Nada de Padres gregos, nada de mística trinitária, nada de Dionísio Areopagita, nada dos Capadócios, etc. Tudo isso é lícito, por certo, inclusive como viés formativo ou preferência espiritual por outros rumos que ninguém exclui. Mas o que não é lícito, mais ainda, o que é incongruente, contraditório e, em certo modo, descomunal, é pretender enfrentar a subversão semântica e religiosa, antecipadamente descrita pelo Apocalipse — loquebatur sicut draco (“falava como dragão”) (Ap 13,11) — e reconhecida de algum modo pelo arcebispo germânico, sem recorrer às fontes invulneráveis; ou recompor a união entre Culto e Mistério Divino com o suposto Geist do Concílio — e eu diria, imitando o cardeal, Unkonzilsgeist —; é postular uma Igreja fundada na palavra profética, desmembrada por uma operação semântica secular e nefasta, recomposta pela perspectiva ecumenista, própria de uma mentalidade que vive da imanência histórica e fática. Daí a valorização excessiva de outras constâncias contemporâneas, a depreciação da antiguidade, o esquecimento da mística teândrica.
Na realidade, são os bispos, teólogos, peritos, biblistas, etc. que perderam a Fé no Mistério do Culto enquanto signo ôntico do Mistério da Igreja, e esta enquanto Sacramentum Trinitatis (Sacramento da Trindade). Essa congruência sacramental se incardina no Mistério da Encarnação e Ressurreição de Cristo, sem o que não existe nada do que o cardeal pretende defender, corrigir, endireitar e proclamar. E essa é a grande paradoxalidade que nos deixa perplexos, diante do panorama de ruínas e de insipiência que tudo profana. Se “os cristãos são de novo minoria, mais do que em qualquer época desde o fim da Antiguidade”, como afirma Ratzinger num momento inicial do diálogo (cf. página 35), se essa minoria absoluta, em meio a esta crise avassaladora, ocorrida no coração das próprias estruturas da Igreja Romana, encontra-se desguarnecida por seus pastores, não se compreende como se minimiza o próprio centro de irradiação da Fé Vivente de um Vivente, e se confia, ao contrário, nos movimentos carismáticos, precisamente desvinculados de toda incardinação sacramental (cf. páginas 48–50).
Antes do concílio e durante o concílio, expus em meus cursos sobre a “fonte da cultura” as correspondências entre culto mistérico e cultura religiosa, e antes ainda, em meu curso “Introducción a la cultura católica y en las fuentes del humanismo”, assinalei outros aspectos dessa magna constelação de símbolos originantes e originários. Não vou repetir aquela argumentação. Pretendo apenas recordar neste capítulo de minha resposta as seguintes precisões indispensáveis e firmes, segundo os fundamentos da semântica greco-cristã.

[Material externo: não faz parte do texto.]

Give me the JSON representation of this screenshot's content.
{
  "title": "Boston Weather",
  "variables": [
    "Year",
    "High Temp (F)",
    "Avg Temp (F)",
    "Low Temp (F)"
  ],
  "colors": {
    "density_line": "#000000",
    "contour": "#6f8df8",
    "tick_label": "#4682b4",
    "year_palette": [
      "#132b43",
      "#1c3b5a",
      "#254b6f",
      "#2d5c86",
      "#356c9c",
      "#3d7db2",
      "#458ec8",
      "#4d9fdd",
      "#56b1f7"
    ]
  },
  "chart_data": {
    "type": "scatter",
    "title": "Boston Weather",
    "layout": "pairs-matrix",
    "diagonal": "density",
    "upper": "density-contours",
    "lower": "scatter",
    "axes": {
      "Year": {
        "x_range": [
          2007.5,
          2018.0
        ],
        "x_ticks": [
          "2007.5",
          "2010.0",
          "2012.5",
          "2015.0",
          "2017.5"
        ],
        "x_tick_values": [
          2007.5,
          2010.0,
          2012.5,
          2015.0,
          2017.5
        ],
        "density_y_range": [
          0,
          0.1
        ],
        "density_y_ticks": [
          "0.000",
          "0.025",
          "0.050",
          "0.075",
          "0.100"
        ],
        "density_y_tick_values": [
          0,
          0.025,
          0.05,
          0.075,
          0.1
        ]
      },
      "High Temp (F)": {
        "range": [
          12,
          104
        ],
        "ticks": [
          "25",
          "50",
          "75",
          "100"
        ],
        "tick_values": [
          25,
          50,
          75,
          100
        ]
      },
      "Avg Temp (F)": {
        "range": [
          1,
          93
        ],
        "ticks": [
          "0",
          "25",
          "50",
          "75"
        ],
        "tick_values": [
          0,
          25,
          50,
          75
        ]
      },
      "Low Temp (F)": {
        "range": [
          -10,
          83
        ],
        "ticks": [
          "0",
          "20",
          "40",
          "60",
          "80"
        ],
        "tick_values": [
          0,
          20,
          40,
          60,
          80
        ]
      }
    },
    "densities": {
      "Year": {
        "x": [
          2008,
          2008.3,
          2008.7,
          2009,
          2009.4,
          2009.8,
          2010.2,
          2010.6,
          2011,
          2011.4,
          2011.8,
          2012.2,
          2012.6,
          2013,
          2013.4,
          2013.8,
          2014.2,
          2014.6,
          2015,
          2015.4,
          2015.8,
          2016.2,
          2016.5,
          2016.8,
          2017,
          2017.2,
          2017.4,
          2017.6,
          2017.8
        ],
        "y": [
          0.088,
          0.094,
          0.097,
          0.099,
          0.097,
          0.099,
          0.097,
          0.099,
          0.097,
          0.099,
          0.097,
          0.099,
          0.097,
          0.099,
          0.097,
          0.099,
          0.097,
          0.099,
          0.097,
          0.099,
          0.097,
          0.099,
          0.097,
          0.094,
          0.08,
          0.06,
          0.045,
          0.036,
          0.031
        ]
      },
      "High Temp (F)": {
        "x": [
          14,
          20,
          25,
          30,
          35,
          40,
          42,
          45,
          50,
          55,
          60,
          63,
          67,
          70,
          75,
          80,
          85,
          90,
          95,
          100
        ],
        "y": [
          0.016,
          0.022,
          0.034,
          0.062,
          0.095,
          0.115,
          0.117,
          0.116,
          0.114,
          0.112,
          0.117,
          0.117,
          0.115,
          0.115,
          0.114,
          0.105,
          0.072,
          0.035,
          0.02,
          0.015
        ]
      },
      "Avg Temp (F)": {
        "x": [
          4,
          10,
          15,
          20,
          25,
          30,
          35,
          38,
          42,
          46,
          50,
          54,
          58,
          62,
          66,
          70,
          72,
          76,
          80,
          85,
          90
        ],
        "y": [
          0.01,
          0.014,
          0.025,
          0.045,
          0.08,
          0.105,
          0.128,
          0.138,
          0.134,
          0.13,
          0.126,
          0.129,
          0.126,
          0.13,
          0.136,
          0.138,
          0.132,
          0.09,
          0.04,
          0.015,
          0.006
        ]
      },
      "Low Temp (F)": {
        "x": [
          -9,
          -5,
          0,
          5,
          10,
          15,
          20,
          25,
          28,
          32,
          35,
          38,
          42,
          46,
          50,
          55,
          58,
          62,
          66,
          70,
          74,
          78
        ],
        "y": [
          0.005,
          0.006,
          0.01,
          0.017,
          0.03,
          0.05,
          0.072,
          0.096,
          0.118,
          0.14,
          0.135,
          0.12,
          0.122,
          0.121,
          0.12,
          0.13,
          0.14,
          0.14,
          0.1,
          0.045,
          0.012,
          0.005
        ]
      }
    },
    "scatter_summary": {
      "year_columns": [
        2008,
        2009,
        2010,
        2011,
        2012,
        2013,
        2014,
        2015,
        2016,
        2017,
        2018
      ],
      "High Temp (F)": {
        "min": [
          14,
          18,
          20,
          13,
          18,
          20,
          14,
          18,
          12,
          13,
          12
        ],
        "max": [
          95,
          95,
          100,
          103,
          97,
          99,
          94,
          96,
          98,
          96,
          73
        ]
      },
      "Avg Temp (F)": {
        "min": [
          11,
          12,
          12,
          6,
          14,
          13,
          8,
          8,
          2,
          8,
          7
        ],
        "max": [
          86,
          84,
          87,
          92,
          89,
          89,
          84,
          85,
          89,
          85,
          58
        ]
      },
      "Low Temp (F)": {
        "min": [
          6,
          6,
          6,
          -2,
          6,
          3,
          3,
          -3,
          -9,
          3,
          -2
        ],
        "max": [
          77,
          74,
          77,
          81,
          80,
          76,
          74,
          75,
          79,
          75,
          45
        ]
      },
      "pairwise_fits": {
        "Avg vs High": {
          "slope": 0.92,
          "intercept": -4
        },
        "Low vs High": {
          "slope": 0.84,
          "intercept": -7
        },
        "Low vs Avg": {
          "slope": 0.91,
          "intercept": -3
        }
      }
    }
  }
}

1. O culto mistérico na Igreja corresponde a um nível mais próximo da realidade do Mistério de Cristo do que a Escritura, os concílios, a teologia, os documentos hierárquicos, por mais importantes que sejam. Por isso chama a atenção o exemplo de modulação semântica viciosa proposto pelo cardeal (página 59) e o total esquecimento das mudanças ocorridas no texto do Cânon. Mas, à margem dessa questão disputada por integristas e progressistas, por tradicionalistas e modernistas, sem que apareçam sempre os verdadeiros fundamentos semânticos do problema, quero sublinhar aqui não a semântica do culto, mas o culto em sua conotação de res eximiae (realidade excelsa), como diz o texto da famosa sequência Lauda Sion. A essa res se une a semântica congruente, por certo, mas prefiro distingui-la para não ser acusado de polemizar sobre categorias de palavras, o que não é verdade. Trata-se de uma organicidade inseparável. Res + verbum congruente dão-nos a medida ôntica do mistério celebrado, e aqui também a “palavra” ocupa um plano diverso e mais denso do que a palavra profética. Em última instância, talvez nos defrontemos com uma “teologia da palavra” que, do ponto de vista da revelação trinitária, só pode desdobrar-se e integrar-se na visão do Verbo encarnado.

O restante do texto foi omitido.